Canonical Form Calculator

Enter Quadratic Coefficients

This calculator converts a quadratic equation in standard form, y = ax² + bx + c, into canonical form, y = a(x - h)² + k.

Coefficient a

Coefficient b

Coefficient c

Graph start x

Graph end x

Graph samples

Optional x value to evaluate

Decimal precision

Example Data Table

Standard Form	Canonical Form	Vertex	Axis	Roots
y = x² - 6x + 5	y = (x - 3)² - 4	(3, -4)	x = 3	1 and 5
y = 2x² + 8x + 6	y = 2(x + 2)² - 2	(-2, -2)	x = -2	-1 and -3
y = -x² + 4x - 1	y = -(x - 2)² + 3	(2, 3)	x = 2	2 + √3 and 2 - √3

Formula Used

Standard form: y = ax² + bx + c

Canonical form: y = a(x - h)² + k

Vertex x-coordinate: h = -b / (2a)

Vertex y-coordinate: k = c - b² / (4a)

Discriminant: Δ = b² - 4ac

Roots: x = (-b ± √Δ) / (2a)

Focus: (h, k + 1 / 4a)

Directrix: y = k - 1 / 4a

These formulas let you rewrite the parabola around its vertex, analyze symmetry, inspect roots, and view the exact graph from the same input set.

How to Use This Calculator

Enter the coefficients a, b, and c from your quadratic equation.
Set a graph range to control the visible x-values.
Choose graph samples for smoother or lighter plotting.
Optionally add a specific x-value to evaluate one point.
Select decimal precision for cleaner or more detailed output.
Press the convert button to show the result above the form.
Review the summary table, worked steps, and Plotly graph.
Use the CSV and PDF buttons to save your result.

Frequently Asked Questions

1. What is canonical form for a quadratic equation?

Canonical form writes a quadratic as y = a(x - h)² + k. It reveals the vertex immediately and makes symmetry, minimum or maximum, and graphing much easier.

2. How does the calculator find h?

It uses h = -b / (2a). This value gives the x-coordinate of the vertex and the axis of symmetry for the parabola.

3. How does the calculator find k?

After finding h, it computes k using k = c - b² / (4a). That value is the y-coordinate of the vertex.

4. Why must a not equal zero?

If a equals zero, the equation becomes linear, not quadratic.
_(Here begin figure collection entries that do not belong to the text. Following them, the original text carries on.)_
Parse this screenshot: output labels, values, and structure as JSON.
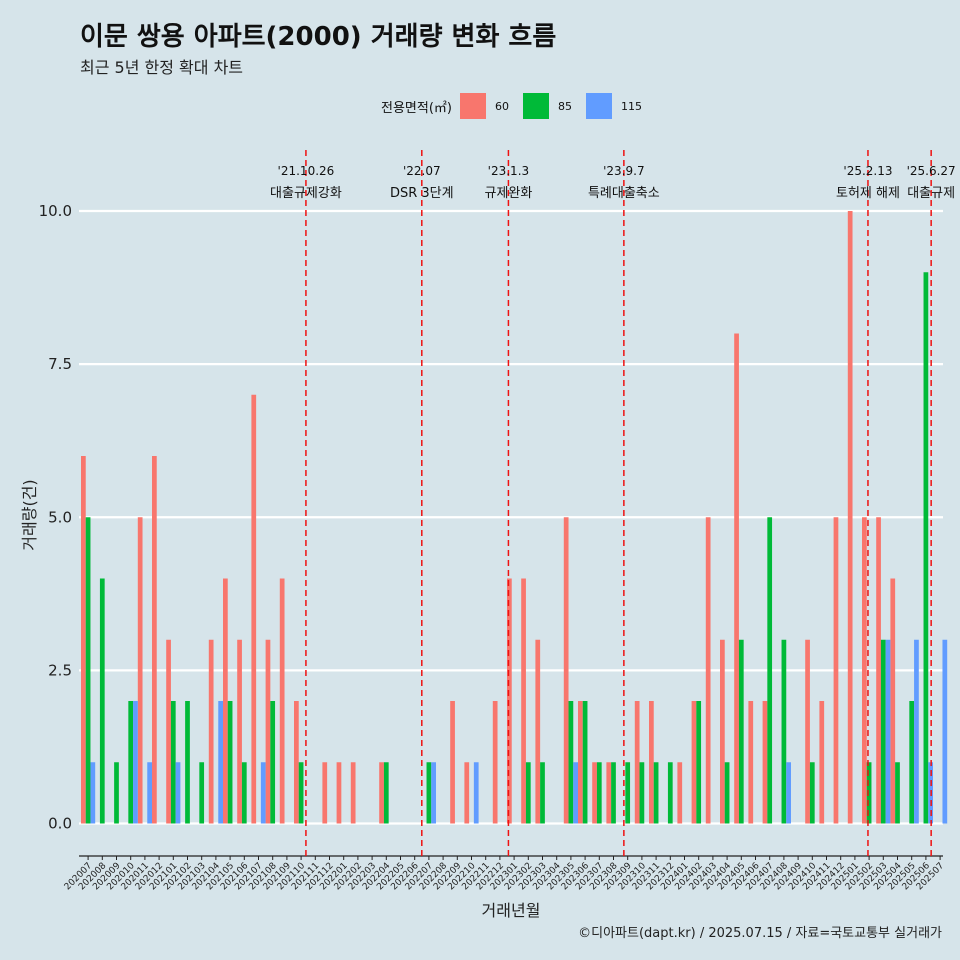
{
  "title": "이문 쌍용 아파트(2000) 거래량 변화 흐름",
  "subtitle": "최근 5년 한정 확대 차트",
  "caption": "©디아파트(dapt.kr) / 2025.07.15 / 자료=국토교통부 실거래가",
  "legend": {
    "title": "전용면적(㎡)",
    "items": [
      {
        "label": "60",
        "color": "#f8766d"
      },
      {
        "label": "85",
        "color": "#00ba38"
      },
      {
        "label": "115",
        "color": "#619cff"
      }
    ]
  },
  "chart_data": {
    "type": "bar",
    "title": "이문 쌍용 아파트(2000) 거래량 변화 흐름",
    "subtitle": "최근 5년 한정 확대 차트",
    "xlabel": "거래년월",
    "ylabel": "거래량(건)",
    "ylim": [
      -0.45,
      10.35
    ],
    "yticks": [
      0.0,
      2.5,
      5.0,
      7.5,
      10.0
    ],
    "ytick_labels": [
      "0.0",
      "2.5",
      "5.0",
      "7.5",
      "10.0"
    ],
    "grid": "horizontal",
    "legend_position": "top",
    "categories": [
      "202007",
      "202008",
      "202009",
      "202010",
      "202011",
      "202012",
      "202101",
      "202102",
      "202103",
      "202104",
      "202105",
      "202106",
      "202107",
      "202108",
      "202109",
      "202110",
      "202111",
      "202112",
      "202201",
      "202202",
      "202203",
      "202204",
      "202205",
      "202206",
      "202207",
      "202208",
      "202209",
      "202210",
      "202211",
      "202212",
      "202301",
      "202302",
      "202303",
      "202304",
      "202305",
      "202306",
      "202307",
      "202308",
      "202309",
      "202310",
      "202311",
      "202312",
      "202401",
      "202402",
      "202403",
      "202404",
      "202405",
      "202406",
      "202407",
      "202408",
      "202409",
      "202410",
      "202411",
      "202412",
      "202501",
      "202502",
      "202503",
      "202504",
      "202505",
      "202506",
      "202507"
    ],
    "series": [
      {
        "name": "60",
        "color": "#f8766d",
        "values": [
          6,
          0,
          0,
          0,
          5,
          6,
          3,
          0,
          0,
          3,
          4,
          3,
          7,
          3,
          4,
          2,
          0,
          1,
          1,
          1,
          0,
          1,
          0,
          0,
          0,
          0,
          2,
          1,
          0,
          2,
          4,
          4,
          3,
          0,
          5,
          2,
          1,
          1,
          0,
          2,
          2,
          0,
          1,
          2,
          5,
          3,
          8,
          2,
          2,
          0,
          0,
          3,
          2,
          5,
          10,
          5,
          5,
          4,
          0,
          0,
          0
        ]
      },
      {
        "name": "85",
        "color": "#00ba38",
        "values": [
          5,
          4,
          1,
          2,
          0,
          0,
          2,
          2,
          1,
          0,
          2,
          1,
          0,
          2,
          0,
          1,
          0,
          0,
          0,
          0,
          0,
          1,
          0,
          0,
          1,
          0,
          0,
          0,
          0,
          0,
          0,
          1,
          1,
          0,
          2,
          2,
          1,
          1,
          1,
          1,
          1,
          1,
          0,
          2,
          0,
          1,
          3,
          0,
          5,
          3,
          0,
          1,
          0,
          0,
          0,
          1,
          3,
          1,
          2,
          9,
          0
        ]
      },
      {
        "name": "115",
        "color": "#619cff",
        "values": [
          1,
          0,
          0,
          2,
          1,
          0,
          1,
          0,
          0,
          2,
          0,
          0,
          1,
          0,
          0,
          0,
          0,
          0,
          0,
          0,
          0,
          0,
          0,
          0,
          1,
          0,
          0,
          1,
          0,
          0,
          0,
          0,
          0,
          0,
          1,
          0,
          0,
          0,
          0,
          0,
          0,
          0,
          0,
          0,
          0,
          0,
          0,
          0,
          0,
          1,
          0,
          0,
          0,
          0,
          0,
          0,
          3,
          0,
          3,
          1,
          3
        ]
      }
    ],
    "annotations": [
      {
        "date": "'21.10.26",
        "label": "대출규제강화",
        "month": "202110",
        "frac": 0.84
      },
      {
        "date": "'22.07",
        "label": "DSR 3단계",
        "month": "202207",
        "frac": 0.0
      },
      {
        "date": "'23.1.3",
        "label": "규제완화",
        "month": "202301",
        "frac": 0.1
      },
      {
        "date": "'23.9.7",
        "label": "특례대출축소",
        "month": "202309",
        "frac": 0.23
      },
      {
        "date": "'25.2.13",
        "label": "토허제 해제",
        "month": "202502",
        "frac": 0.42
      },
      {
        "date": "'25.6.27",
        "label": "대출규제",
        "month": "202506",
        "frac": 0.87
      }
    ]
  }
}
Canonical form in this calculator is specifically for parabolas.

5. Do the roots change after conversion?

No. Standard form and canonical form describe the same parabola. Only the appearance changes, while roots, vertex, and intercepts remain mathematically consistent.

6. What does the graph help me see?

The graph shows the parabola, its vertex, and any evaluated point. It helps you verify direction, width, symmetry, and whether real roots exist.

7. Can I convert a quadratic with no real roots?

Yes. Canonical form still exists even when the discriminant is negative. The graph simply does not cross the x-axis.

8. When is the vertex a minimum or maximum?

If a is positive, the parabola opens upward and the vertex is a minimum. If a is negative, the vertex is a maximum.